Example 2: Linear model with covariates

Dataset of means

The dataset contains the sample sizes, means, and standard deviations of one treatment and one control group. The total number of looks is three; stage-wise and cumulative data are included.

Stage 1 1 2 2 3 3
Group 1 2 1 2 1 2
Stage-wise sample size 84 87 79 82 81 84
Cumulative sample size 84 87 163 169 244 253
Stage-wise mean 107.284 95.448 110.150 105.487 113.769 101.753
Cumulative mean 107.284 95.448 108.673 100.319 110.365 100.795
Stage-wise standard deviation 63.292 62.723 62.854 62.437 53.813 53.328
Cumulative standard deviation 63.292 62.723 62.902 62.601 59.974 59.579

Note that the simple model outcome ~ group in this example results in an analysis result that rejects the null hypothesis already at stage 2 because covariate has an effect on the outcome.

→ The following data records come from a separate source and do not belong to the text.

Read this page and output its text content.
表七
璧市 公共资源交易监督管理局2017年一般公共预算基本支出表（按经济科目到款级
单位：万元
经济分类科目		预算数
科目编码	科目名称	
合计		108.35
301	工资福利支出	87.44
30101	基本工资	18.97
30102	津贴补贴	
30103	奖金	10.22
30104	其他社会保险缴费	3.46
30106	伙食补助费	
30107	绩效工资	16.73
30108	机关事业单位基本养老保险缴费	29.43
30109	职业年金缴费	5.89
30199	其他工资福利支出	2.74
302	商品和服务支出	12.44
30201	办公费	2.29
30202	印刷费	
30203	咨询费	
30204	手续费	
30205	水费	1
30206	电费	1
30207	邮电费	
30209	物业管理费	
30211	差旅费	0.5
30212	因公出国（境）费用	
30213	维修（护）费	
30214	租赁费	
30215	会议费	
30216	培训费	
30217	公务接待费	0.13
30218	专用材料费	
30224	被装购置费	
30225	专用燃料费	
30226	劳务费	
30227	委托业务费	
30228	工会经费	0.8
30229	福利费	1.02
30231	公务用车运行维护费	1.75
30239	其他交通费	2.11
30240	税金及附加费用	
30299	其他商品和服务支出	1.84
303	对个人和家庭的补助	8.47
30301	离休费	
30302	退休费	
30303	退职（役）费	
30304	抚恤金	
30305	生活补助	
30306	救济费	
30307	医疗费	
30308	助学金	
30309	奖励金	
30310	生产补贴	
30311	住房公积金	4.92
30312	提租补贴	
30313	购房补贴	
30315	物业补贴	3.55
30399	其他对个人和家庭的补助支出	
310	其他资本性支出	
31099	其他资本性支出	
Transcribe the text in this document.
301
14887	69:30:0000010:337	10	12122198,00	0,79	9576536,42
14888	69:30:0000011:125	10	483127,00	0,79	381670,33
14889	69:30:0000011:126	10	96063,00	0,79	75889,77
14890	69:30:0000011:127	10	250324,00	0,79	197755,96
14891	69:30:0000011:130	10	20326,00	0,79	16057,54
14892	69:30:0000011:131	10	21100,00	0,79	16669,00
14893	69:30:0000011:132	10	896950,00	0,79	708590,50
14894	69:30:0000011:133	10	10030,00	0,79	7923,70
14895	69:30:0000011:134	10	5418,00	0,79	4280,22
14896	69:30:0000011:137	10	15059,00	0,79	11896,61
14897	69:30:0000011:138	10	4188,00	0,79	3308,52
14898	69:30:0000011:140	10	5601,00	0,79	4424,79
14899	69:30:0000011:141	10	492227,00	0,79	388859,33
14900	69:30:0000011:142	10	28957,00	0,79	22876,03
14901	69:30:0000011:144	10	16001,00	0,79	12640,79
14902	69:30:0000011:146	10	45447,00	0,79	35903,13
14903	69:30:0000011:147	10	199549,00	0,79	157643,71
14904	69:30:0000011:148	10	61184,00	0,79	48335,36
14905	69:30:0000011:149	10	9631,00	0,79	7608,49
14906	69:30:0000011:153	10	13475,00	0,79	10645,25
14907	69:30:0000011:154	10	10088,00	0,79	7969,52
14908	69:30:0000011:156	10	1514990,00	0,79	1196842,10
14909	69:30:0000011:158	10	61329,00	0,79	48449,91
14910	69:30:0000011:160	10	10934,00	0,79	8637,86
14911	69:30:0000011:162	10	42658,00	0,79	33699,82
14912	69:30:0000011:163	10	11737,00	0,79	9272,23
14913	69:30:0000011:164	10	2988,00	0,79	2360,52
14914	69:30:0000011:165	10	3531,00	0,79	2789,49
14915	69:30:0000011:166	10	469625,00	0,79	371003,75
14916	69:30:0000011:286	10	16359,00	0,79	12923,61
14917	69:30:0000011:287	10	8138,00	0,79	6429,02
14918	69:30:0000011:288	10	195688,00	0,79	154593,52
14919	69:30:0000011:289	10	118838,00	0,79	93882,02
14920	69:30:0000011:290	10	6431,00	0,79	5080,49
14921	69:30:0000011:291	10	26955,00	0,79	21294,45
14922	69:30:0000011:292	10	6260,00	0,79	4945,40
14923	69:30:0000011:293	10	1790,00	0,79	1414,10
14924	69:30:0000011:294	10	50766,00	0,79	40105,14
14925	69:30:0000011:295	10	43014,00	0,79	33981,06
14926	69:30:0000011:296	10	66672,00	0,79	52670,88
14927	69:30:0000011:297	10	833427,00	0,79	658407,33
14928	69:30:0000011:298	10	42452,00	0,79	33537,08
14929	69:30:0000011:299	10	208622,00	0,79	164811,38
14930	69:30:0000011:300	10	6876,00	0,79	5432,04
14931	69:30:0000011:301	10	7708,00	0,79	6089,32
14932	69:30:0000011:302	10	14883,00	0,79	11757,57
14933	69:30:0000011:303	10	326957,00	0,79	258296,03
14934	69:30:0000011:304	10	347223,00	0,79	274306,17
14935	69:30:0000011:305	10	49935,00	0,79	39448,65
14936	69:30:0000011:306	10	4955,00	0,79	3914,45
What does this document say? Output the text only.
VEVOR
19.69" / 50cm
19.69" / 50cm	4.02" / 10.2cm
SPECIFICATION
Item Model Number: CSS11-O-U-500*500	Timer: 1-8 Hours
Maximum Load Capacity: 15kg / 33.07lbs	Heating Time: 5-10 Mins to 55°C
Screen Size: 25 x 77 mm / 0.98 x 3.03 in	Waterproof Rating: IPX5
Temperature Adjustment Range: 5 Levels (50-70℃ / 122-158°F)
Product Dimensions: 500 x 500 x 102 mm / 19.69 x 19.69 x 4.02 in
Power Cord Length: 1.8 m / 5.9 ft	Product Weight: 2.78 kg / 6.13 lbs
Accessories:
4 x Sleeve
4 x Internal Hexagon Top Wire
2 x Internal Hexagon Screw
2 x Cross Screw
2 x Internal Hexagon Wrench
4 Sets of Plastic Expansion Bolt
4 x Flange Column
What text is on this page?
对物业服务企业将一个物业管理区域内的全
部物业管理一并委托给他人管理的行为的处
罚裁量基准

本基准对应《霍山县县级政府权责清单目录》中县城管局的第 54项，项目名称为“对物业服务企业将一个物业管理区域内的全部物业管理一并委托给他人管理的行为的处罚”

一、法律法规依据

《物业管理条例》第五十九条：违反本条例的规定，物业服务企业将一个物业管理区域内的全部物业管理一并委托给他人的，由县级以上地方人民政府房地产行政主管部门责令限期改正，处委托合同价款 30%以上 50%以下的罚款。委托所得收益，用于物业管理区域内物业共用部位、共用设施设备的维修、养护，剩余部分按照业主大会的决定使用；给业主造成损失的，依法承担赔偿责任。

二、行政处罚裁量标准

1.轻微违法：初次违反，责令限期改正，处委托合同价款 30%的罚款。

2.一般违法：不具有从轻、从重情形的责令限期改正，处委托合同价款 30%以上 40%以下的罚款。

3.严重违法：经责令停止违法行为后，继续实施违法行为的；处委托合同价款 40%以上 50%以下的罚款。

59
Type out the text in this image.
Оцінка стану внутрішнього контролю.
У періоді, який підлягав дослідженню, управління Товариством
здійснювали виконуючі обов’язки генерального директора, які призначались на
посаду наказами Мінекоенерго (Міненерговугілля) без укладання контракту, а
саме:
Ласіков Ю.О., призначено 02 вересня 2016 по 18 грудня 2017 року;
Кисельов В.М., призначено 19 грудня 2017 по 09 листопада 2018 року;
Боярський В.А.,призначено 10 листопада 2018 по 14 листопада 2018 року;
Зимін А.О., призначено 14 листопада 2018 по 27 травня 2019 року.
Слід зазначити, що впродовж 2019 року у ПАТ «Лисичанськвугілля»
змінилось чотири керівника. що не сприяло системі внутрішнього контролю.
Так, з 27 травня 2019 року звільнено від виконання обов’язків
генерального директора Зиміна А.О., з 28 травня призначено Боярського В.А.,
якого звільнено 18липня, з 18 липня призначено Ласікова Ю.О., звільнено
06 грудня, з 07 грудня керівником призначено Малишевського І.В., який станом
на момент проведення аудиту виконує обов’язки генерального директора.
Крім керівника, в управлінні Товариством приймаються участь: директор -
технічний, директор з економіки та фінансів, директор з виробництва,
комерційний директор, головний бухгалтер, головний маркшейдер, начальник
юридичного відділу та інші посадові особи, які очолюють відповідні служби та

getAnalysisResults(design = design, dataInput = dataset3a) |> 
    summary()

Analysis results for a continuous endpoint

Sequential analysis with 3 looks (group sequential design). The results were calculated using a two-sample t-test (one-sided, alpha = 0.025), equal variances option. H0: mu(1) - mu(2) = 0 against H1: mu(1) - mu(2) > 0.

Stage 1 2 3
Planned information rate 0.333 0.667 1
Efficacy boundary (z-value scale) 3.471 2.454 2.004
Cumulative alpha spent 0.0003 0.0072 0.0250
Stage level 0.0003 0.0071 0.0225
Cumulative effect size 19.221 15.830 13.516
Cumulative (pooled) standard deviation 48.078 47.174 44.716
Overall test statistic 2.614 3.057 3.369
Overall p-value 0.0049 0.0012 0.0004
Test action continue reject and stop reject
Conditional rejection probability 0.3238 0.7934
95% repeated confidence interval [-6.808; 45.251] [3.051 ; 28.609] [5.455 ; 21.577]
Repeated p-value 0.0798 0.0071 0.0004
Final p-value 0.0014
Final confidence interval [5.438; 25.824]
Median unbiased estimate 15.652

Conclusions

  • getDataset supports emmeans result objects since rpact version 3.1.1
  • Easy to use: just add one emmeans result object per stage as argument of getDataset
  • rpact will support all models that are supported by emmeans, e.g., complex longitudinal models with random intercept and random slope (not yet supported)
  • Multi-arm analysis is also supported (carefully define order of treatments and control!)